El niño que se hallaba ahora en el centro de la vasta biblioteca de Warneham era consciente de esta leyenda. De hecho, al cabo de más de doscientos años, ya no era una división la que separaba a la familia sino un abismo tenebroso e insalvable. Y en estos momentos el niño estaba a punto de vomitar. Sobre los zapatos de la duquesa.
—Ponte derecho, niño.
La duquesa giró alrededor de él, sus pequeños tacones resonando sobre el suelo de mármol, como si examinara una estatua.
El niño tragó saliva sintiendo que la bilis le abrasaba la garganta. Como si el penoso viaje de ocho kilómetros que habían hecho esta mañana en un carro de labranza no hubiera sido suficiente suplicio, la duquesa se inclinó sobre él y le propinó un golpe en la barriga. El niño abrió los ojos desmesuradamente, pero se puso tan tieso como pudo y fijó la vista en el suelo con gesto sumiso.
—Parece bastante fuerte —observó la duquesa mirando a su esposo—. No parece melindroso. Muestra una actitud humilde. Y al menos no es moreno.

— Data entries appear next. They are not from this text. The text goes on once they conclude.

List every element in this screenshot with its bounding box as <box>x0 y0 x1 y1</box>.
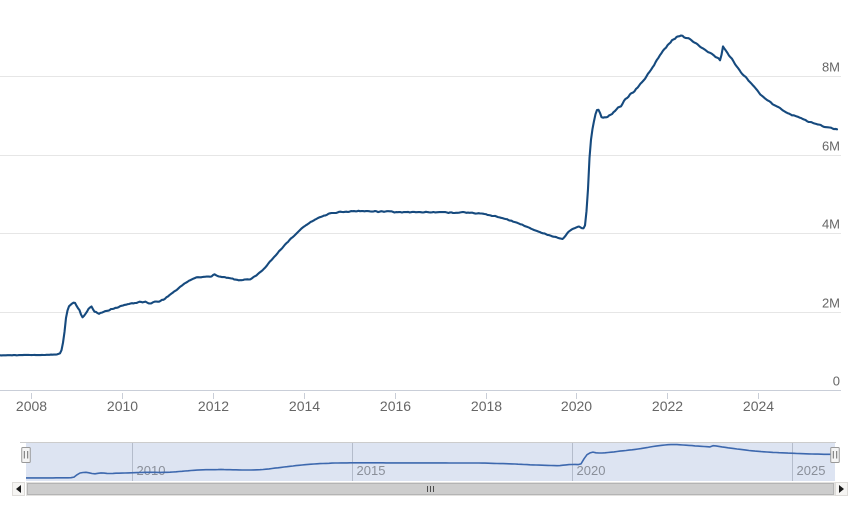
drag-handle-icon <box>21 447 31 463</box>
grip-lines-icon <box>427 486 428 492</box>
y-axis-label: 6M <box>822 139 840 154</box>
grip-lines-icon <box>433 486 434 492</box>
left-arrow-icon <box>16 485 21 493</box>
navigator-mask[interactable] <box>26 443 835 481</box>
scrollbar-right-button[interactable] <box>835 482 848 496</box>
drag-handle-icon <box>830 447 840 463</box>
scrollbar-thumb[interactable] <box>27 483 834 495</box>
y-axis-label: 8M <box>822 60 840 75</box>
y-axis-label: 0 <box>833 374 840 389</box>
grip-lines-icon <box>430 486 431 492</box>
x-axis-ticks <box>31 393 759 399</box>
navigator-handle-left[interactable] <box>21 447 31 463</box>
y-axis-label: 2M <box>822 296 840 311</box>
y-gridlines <box>0 76 841 391</box>
series-line <box>0 34 839 357</box>
plot-area[interactable] <box>0 0 841 392</box>
navigator-axis-label: 2010 <box>137 463 166 478</box>
navigator-series-line <box>26 443 833 479</box>
navigator-axis-label: 2020 <box>577 463 606 478</box>
x-axis-label: 2008 <box>16 398 47 414</box>
x-axis-label: 2016 <box>380 398 411 414</box>
main-chart: 0 2M 4M 6M 8M 2008 2010 2012 2014 2016 2018 2020 202… <box>0 0 841 414</box>
scrollbar <box>0 482 868 496</box>
scrollbar-track[interactable] <box>26 482 835 496</box>
x-axis-labels: 2008 2010 2012 2014 2016 2018 2020 2022 2024 <box>16 398 774 414</box>
x-axis-label: 2012 <box>198 398 229 414</box>
scrollbar-left-button[interactable] <box>12 482 25 496</box>
navigator-axis-label: 2025 <box>797 463 826 478</box>
x-axis-label: 2022 <box>652 398 683 414</box>
x-axis-label: 2024 <box>743 398 774 414</box>
right-arrow-icon <box>839 485 844 493</box>
y-axis-labels: 0 2M 4M 6M 8M <box>822 60 840 389</box>
x-axis-label: 2018 <box>471 398 502 414</box>
x-axis-label: 2010 <box>107 398 138 414</box>
x-axis-label: 2014 <box>289 398 320 414</box>
navigator-axis-label: 2015 <box>357 463 386 478</box>
navigator: 2010 2015 2020 2025 <box>20 442 840 481</box>
y-axis-label: 4M <box>822 217 840 232</box>
navigator-handle-right[interactable] <box>830 447 840 463</box>
x-axis-label: 2020 <box>561 398 592 414</box>
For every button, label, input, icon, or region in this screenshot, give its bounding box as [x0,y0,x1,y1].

—Cierto —respondió el duque con tono malhumorado—. A Dios gracias es la viva imagen del comandante Ventnor, con esas piernas larguiruchas y ese cabello dorado.
La duquesa se volvió de espaldas a la anciana que había traído al niño.
—¿Qué otra cosa podemos hacer al respecto, Warneham? —murmuró—. Creo que debemos preguntarnos qué es lo más cristiano en esta situación. Disculpe, señora Gottfried.
Esto último lo dijo con tono despreocupado, sin volverse.
Pero la anciana observaba al duque de hito en hito desde su rincón. El apuesto semblante de Warneham mostraba un rictus de duda y disgusto.
—¡Lo cristiano! —repitió éste—. ¿Por qué hay que hacer siempre lo cristiano cuando nos enfrentamos a algo desagradable?
La duquesa juntó las manos ante sí con afectación.
—Tienes la razón, Warneham —respondió—. Pero el chico lleva tu sangre, al menos unas gotas.